Business linkage links projects to business goals. Ross, Weill, and Robertson write:
“Similarly, business linkage ensure that business goals are translated effectively into project goals. Business linkage coordinates projects, connects them to larger transformation efforts, and focuses projects on attacking specific problems in the best possible way. For example, a key linking mechanism for companies pursuing companywide standardized processes is the use of process owners with primary responsibility for designing and updated processes. Business linkage also includes incentive programs to guide behavior as new projects demand new ways of thinking.”
Alignment linkage connects business and IT relationships. Ross, Weill, and Robertson write:
“Alignment linkage mechanisms ensure ongoing communication and negotiation between IT and business concerns. Business-IT relationship managers or business unit CIOs are typically a critical linkage for translating back and forth between business goals and IT constraints. Other mechanisms in this category include a project management office, training and certification of project managers, and metrics for assessing projects.”
It’s a maturity thin. The more you practice the linking mechanisms, the more it becomes an organizational habit. Ross, Weill, and Robertson write:
“Earlier we noted that a company's management practices evolve through the stages of architectural maturity. Many of these evolving practices are linking mechanisms. As they are implemented and improved, they contribute to increasing sophistication of the IT engagement model. Over time, linking mechanisms can become increasingly embedded in IT governance and project management processes so that linking becomes an organizational habit.”
How do you balance giving teams flexibility to innovate and architectures being reviewed by a board? On the opposite side, I do see daily the problems of having no integration, or board, and people just making the data model fit their one project's needs and this causes rework or work-arounds down the road for other teams.
You've asked a great question -- It's tough to give a robust answer because it's very contextual, but I'll give you some food for thought.

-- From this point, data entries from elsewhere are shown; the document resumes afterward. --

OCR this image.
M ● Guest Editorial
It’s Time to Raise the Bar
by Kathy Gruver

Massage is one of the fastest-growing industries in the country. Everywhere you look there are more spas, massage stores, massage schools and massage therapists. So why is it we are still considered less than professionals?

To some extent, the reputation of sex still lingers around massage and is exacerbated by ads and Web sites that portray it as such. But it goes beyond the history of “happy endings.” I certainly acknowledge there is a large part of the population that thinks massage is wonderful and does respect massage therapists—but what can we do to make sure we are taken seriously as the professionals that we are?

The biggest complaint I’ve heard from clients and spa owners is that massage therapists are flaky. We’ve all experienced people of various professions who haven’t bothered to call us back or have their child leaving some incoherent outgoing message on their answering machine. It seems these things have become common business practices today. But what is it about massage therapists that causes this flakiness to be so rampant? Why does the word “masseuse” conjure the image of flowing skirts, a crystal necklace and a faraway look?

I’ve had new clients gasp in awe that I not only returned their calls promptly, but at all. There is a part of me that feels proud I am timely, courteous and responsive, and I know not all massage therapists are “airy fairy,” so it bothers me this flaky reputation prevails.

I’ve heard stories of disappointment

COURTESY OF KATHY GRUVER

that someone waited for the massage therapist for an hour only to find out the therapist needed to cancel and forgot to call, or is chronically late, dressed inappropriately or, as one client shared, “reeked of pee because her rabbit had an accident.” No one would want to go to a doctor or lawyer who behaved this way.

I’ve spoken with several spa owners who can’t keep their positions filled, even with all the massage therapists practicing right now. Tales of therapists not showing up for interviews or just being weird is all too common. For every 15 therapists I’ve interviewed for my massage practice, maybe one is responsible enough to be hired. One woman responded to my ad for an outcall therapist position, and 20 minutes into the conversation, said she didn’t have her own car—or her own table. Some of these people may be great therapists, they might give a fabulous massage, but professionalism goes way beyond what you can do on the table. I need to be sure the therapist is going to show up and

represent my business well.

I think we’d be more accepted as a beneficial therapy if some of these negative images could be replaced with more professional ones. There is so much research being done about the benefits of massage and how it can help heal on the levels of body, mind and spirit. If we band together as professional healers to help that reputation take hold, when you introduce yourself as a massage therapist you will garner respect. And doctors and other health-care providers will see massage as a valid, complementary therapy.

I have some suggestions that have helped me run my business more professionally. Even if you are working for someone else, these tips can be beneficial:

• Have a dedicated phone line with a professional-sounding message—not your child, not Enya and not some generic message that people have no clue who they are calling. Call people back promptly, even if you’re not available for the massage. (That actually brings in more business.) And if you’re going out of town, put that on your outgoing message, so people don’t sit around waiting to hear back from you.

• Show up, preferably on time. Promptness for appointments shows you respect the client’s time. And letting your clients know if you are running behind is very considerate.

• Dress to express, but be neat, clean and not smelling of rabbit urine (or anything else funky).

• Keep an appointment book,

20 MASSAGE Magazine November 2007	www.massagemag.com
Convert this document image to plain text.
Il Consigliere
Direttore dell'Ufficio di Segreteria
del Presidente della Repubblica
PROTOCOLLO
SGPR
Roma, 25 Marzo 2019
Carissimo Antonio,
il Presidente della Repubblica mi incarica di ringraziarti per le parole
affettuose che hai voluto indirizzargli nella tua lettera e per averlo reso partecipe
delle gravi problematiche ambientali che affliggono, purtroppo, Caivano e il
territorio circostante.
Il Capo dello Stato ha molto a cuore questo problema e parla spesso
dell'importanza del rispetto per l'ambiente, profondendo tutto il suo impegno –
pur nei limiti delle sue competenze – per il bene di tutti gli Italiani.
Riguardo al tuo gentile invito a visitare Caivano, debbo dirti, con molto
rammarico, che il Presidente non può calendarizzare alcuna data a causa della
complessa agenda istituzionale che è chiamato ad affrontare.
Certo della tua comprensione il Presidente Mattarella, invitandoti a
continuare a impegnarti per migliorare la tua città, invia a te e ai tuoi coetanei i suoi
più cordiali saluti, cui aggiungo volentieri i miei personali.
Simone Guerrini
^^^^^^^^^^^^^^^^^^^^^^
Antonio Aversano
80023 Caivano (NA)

How to balance flexibility + control is art + science. The most common problem is to over-engineer the science part and break the people through complexity and overhead, and stifle the art.
On patterns & practices, we drove tech governance through a variety of mechanisms, while putting a premium on innovation and continuous learning. We focused on architecture principles + periodic reviews. Early in the cycle, we would lock on some common guidelines, and do an early review of the architecture to catch things like integration plays, high-risk decisions, and redundancies. Through Agile process, we allowed for learning, re-factoring, and do-overs from one iteration to the next.
Investing in the test team was a great way to spread governance, and to quantify the impact. Swapping people around also helped spread tribal knowledge that would have been very difficult to "govern" our way into through docs, or policies.
Here are a few checks to balance and guide governance:
* Do you know and agree to the outcomes you want to drive?
* Did the right people review the right things?
* Is there a way to treat incubation differently?
* Can you batch governance into meaningful milestones rather than death by a 1,000 paper cuts on a daily-basis?
* Does your process catch the integration opportunities, enforce standardization where it counts, de-risk the high-risk stuff, and reduce redundancies?
* Can you process itself learn and improve, at a rapid pace and light-weight way?